Regardless of their flaws, I retain faith that in the long run, especially if volatility returns to the market, fundamentally weighted indexes will outperform their capitalization weighted cousins.

This post is for entertainment purposes only. No part of this post should be construed to constitute investment advice. The author is not an investment professional and assumes no responsibility for any investment activities you undertake. Prior to undertaking any financial decisions, you should contact an investment professional.

Comments (2)

I think that using the S&P 500 to compare cap-weighted ETFs and fundamental-weighted ETFs doesn’t show the full picture. The S&P includes some mega-caps that certainly do significantly skew the holdings as you described. But as soon as you step in to a mid-cap ETF that tracks the S&P 400 the skew isn’t nearly as great — the top 10 holdings represent only 7.5% of the fund.
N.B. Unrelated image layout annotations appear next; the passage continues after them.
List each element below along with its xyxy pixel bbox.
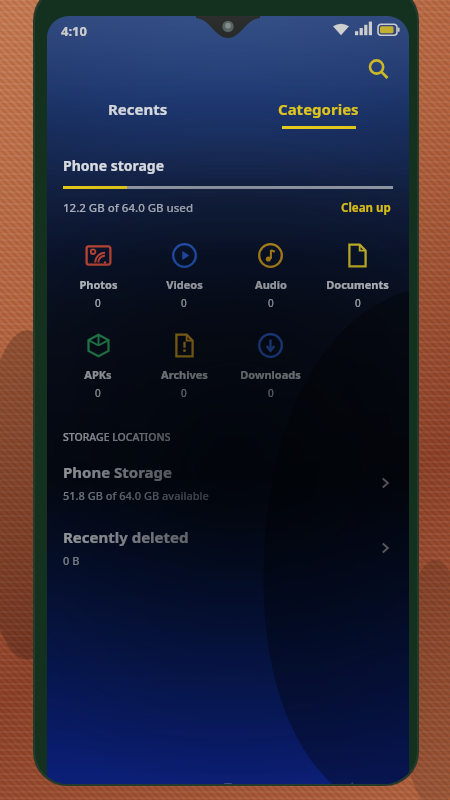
staticText: 0 bbox=[268, 296, 274, 310]
staticText: APKs bbox=[84, 367, 112, 382]
button[interactable]: Recents bbox=[47, 92, 228, 136]
button[interactable]: Clean up bbox=[339, 198, 393, 218]
staticText: 12.2 GB of 64.0 GB used bbox=[63, 200, 194, 216]
staticText: Audio bbox=[255, 277, 287, 292]
staticText: Archives bbox=[161, 367, 208, 382]
button[interactable]: Photos bbox=[55, 238, 141, 314]
button[interactable]: Phone Storage bbox=[47, 454, 409, 511]
button[interactable]: Documents bbox=[314, 238, 401, 314]
staticText: Photos bbox=[79, 277, 118, 292]
staticText: 0 bbox=[268, 386, 274, 400]
staticText: 0 bbox=[181, 386, 187, 400]
staticText: Phone storage bbox=[63, 156, 165, 175]
staticText: Clean up bbox=[341, 200, 391, 216]
button[interactable]: Recently deleted bbox=[47, 519, 409, 576]
staticText: Recents bbox=[108, 99, 168, 119]
button[interactable]: Downloads bbox=[227, 328, 314, 404]
staticText: Downloads bbox=[240, 367, 301, 382]
staticText: 4:10 bbox=[61, 22, 87, 40]
button[interactable]: Back bbox=[288, 766, 409, 784]
staticText: Documents bbox=[326, 277, 389, 292]
staticText: 0 bbox=[181, 296, 187, 310]
staticText: 51.8 GB of 64.0 GB available bbox=[63, 488, 209, 503]
button[interactable]: Audio bbox=[227, 238, 314, 314]
button[interactable]: Recent apps bbox=[47, 766, 167, 784]
staticText: Videos bbox=[166, 277, 203, 292]
button[interactable]: Categories bbox=[228, 92, 409, 136]
button[interactable]: Search bbox=[359, 50, 397, 88]
staticText: 0 bbox=[95, 296, 101, 310]
button[interactable]: Home bbox=[167, 766, 288, 784]
staticText: 0 bbox=[95, 386, 101, 400]
staticText: Recently deleted bbox=[63, 527, 189, 547]
staticText: STORAGE LOCATIONS bbox=[63, 430, 171, 444]
button[interactable]: APKs bbox=[55, 328, 141, 404]
staticText: 0 B bbox=[63, 553, 80, 568]
staticText: Phone Storage bbox=[63, 462, 173, 482]
staticText: 0 bbox=[355, 296, 361, 310]
button[interactable]: Archives bbox=[141, 328, 227, 404]
staticText: Categories bbox=[278, 99, 359, 119]
button[interactable]: Videos bbox=[141, 238, 227, 314]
I imagine this debate will rage on for many more years!

You are only partially correct in your disliking mutual funds. It is certainly true that a fund will buy an expensive stock at high prices (Yahoo is a great example of over pricing for a new listing that S&P 500 funds had to buy). However they only sell the stock when people take their money out.
Think about it, as the price falls so does it percentage holding (Due to the price drop). A cap weighted fund only buys and sells when customers want to make new investements or draw out previous investments. Thats the beauty of them. The downside is that as you hold more of the most expensive companies you are likely, almost certain, to miss out on the largest winners.
I think there is certainly a good place for ETFs in the market. What I am somewhat concerened about with any of these managed ETFs the need to buy and sell stocks whenever a fundamental weighting changes (Every buy and sell cycle – so often once per year) is the tax hit I would take.
I like ETFs but I want to see some proof of out performance of an index before I go and put a lot of money in the.

My favorite is still a med cap cap weighted index tracker. S&P400 or in my country (UK) FTSE 250, though these are very rare so FTSE All-Share trackers.